Overall, and despite the general paucity of studies, the current data suggest that genetic variation at inflammasome-related loci has a significant influence over a number of cardiovascular risk factors, including inflammatory markers, fibrinogen, and blood pressure. Future studies should aim to replicate these initial findings and to investigate potential gene-environment interactions that could unravel new preventive approaches to decreased CVD risk.

Conclusions

As the prevalence of cardiovascular disease continues to increase dramatically, any mechanistic understanding that can educate the search for novel therapies is paramount to enhancing the quality of life for many individuals.

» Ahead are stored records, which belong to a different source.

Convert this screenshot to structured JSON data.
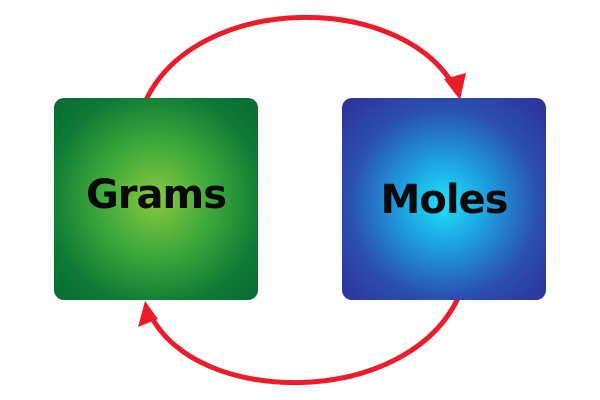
{
  "diagram": {
    "nodes": [
      {
        "id": "grams",
        "label": "Grams"
      },
      {
        "id": "moles",
        "label": "Moles"
      }
    ],
    "edges": [
      {
        "from": "grams",
        "to": "moles"
      },
      {
        "from": "moles",
        "to": "grams"
      }
    ],
    "colors": {
      "arrow": "#ec1c2a",
      "grams_center": "#88c93e",
      "grams_edge": "#076b33",
      "moles_center": "#1fe3f7",
      "moles_edge": "#2e2f96",
      "label_text": "#0a0a0a",
      "background": "#ffffff"
    }
  }
}
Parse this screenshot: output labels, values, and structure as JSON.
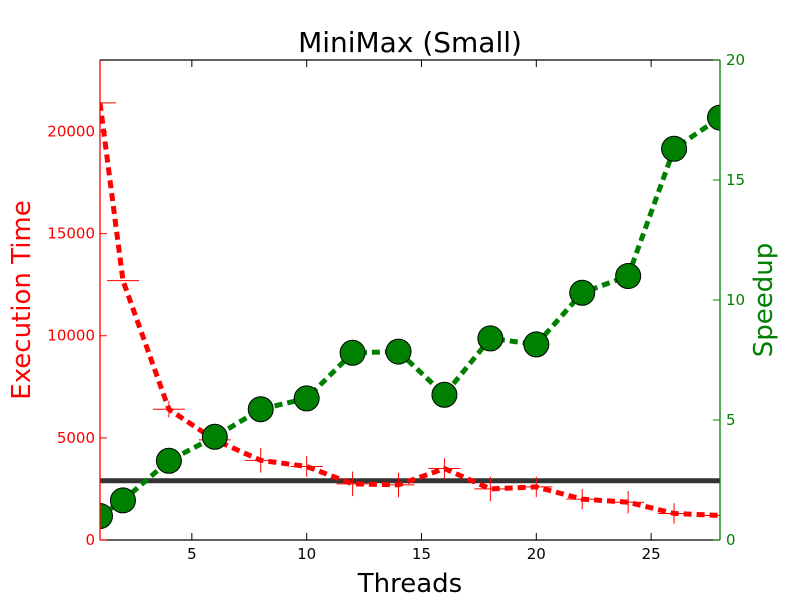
{
  "chart_data": {
    "type": "line",
    "title": "MiniMax (Small)",
    "xlabel": "Threads",
    "ylabel_left": "Execution Time",
    "ylabel_right": "Speedup",
    "xlim": [
      1,
      28
    ],
    "ylim_left": [
      0,
      23500
    ],
    "ylim_right": [
      0,
      20
    ],
    "x_ticks": [
      5,
      10,
      15,
      20,
      25
    ],
    "y_left_ticks": [
      0,
      5000,
      10000,
      15000,
      20000
    ],
    "y_right_ticks": [
      0,
      5,
      10,
      15,
      20
    ],
    "grid": false,
    "colors": {
      "execution_time": "#ff0000",
      "speedup": "#008000",
      "baseline": "#333333",
      "axis": "#000000"
    },
    "series": [
      {
        "axis": "left",
        "style": "dashed line with vertical error bars",
        "x": [
          1,
          2,
          4,
          6,
          8,
          10,
          12,
          14,
          16,
          18,
          20,
          22,
          24,
          26,
          28
        ],
        "values": [
          21400,
          12700,
          6400,
          4900,
          3900,
          3600,
          2750,
          2700,
          3500,
          2500,
          2600,
          2000,
          1850,
          1300,
          1200
        ],
        "error": [
          0,
          0,
          400,
          400,
          600,
          500,
          600,
          600,
          500,
          600,
          500,
          500,
          550,
          500,
          0
        ]
      },
      {
        "axis": "right",
        "style": "dashed line with circle markers",
        "x": [
          1,
          2,
          4,
          6,
          8,
          10,
          12,
          14,
          16,
          18,
          20,
          22,
          24,
          26,
          28
        ],
        "values": [
          1.0,
          1.65,
          3.3,
          4.3,
          5.45,
          5.9,
          7.8,
          7.85,
          6.05,
          8.4,
          8.15,
          10.3,
          11.0,
          16.3,
          17.6
        ]
      },
      {
        "axis": "left",
        "style": "solid horizontal line",
        "x": [
          1,
          28
        ],
        "values": [
          2900,
          2900
        ]
      }
    ]
  }
}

Now, the challenge for both basic researchers as well as clinicians is to attempt to extend and integrate this new mechanistic insight into atherogenesis in order to identify preventive approaches or druggable targets in the pathway. The most important work still to be done is to clarify the role of the NLRP3 inflammasome in atherosclerosis and atherogenesis, particularly due to conflictive findings that may be model dependent. A suggested experiment for future work would be to generate bone marrow chimeras within an ApoE−/− mouse with either NLRP3-sufficient and ApoE-sufficient bone marrow or NLRP3-deficient and ApoE-deficient bone marrow. As a result, the role of the inflammasome in the hematopoietic cells, particularly macrophages, could be isolated in this scenario from defects in reverse cholesterol transport. Nevertheless, the bulk of the evidence still suggests that the NLRP3 inflammasome plays a role in atherogenesis and the progression of diseases classified under the umbrella of metabolic syndrome. Consequently, the one drug target that stands out is the NLRP3 inflammasome itself. The hypothetical ideal drug would be a specific blocker or stabilizer of NLRP3 inflammasome activation that allows those responsible for sensing bacterial infection, such as NLRC4, to continue functioning. As with any therapy targeting a branch of the immune system, it will be important to consider on a case-by-case basis the potential benefits and drawbacks to a specific patient in terms of reduced atherosclerotic burden while balancing a state of potential immunosuppression and risk of severe infection. For some patients, the best intervention may remain diet and exercise, whereas others may benefit from novel drugs targeting components of “Signal 1” or “Signal 2.”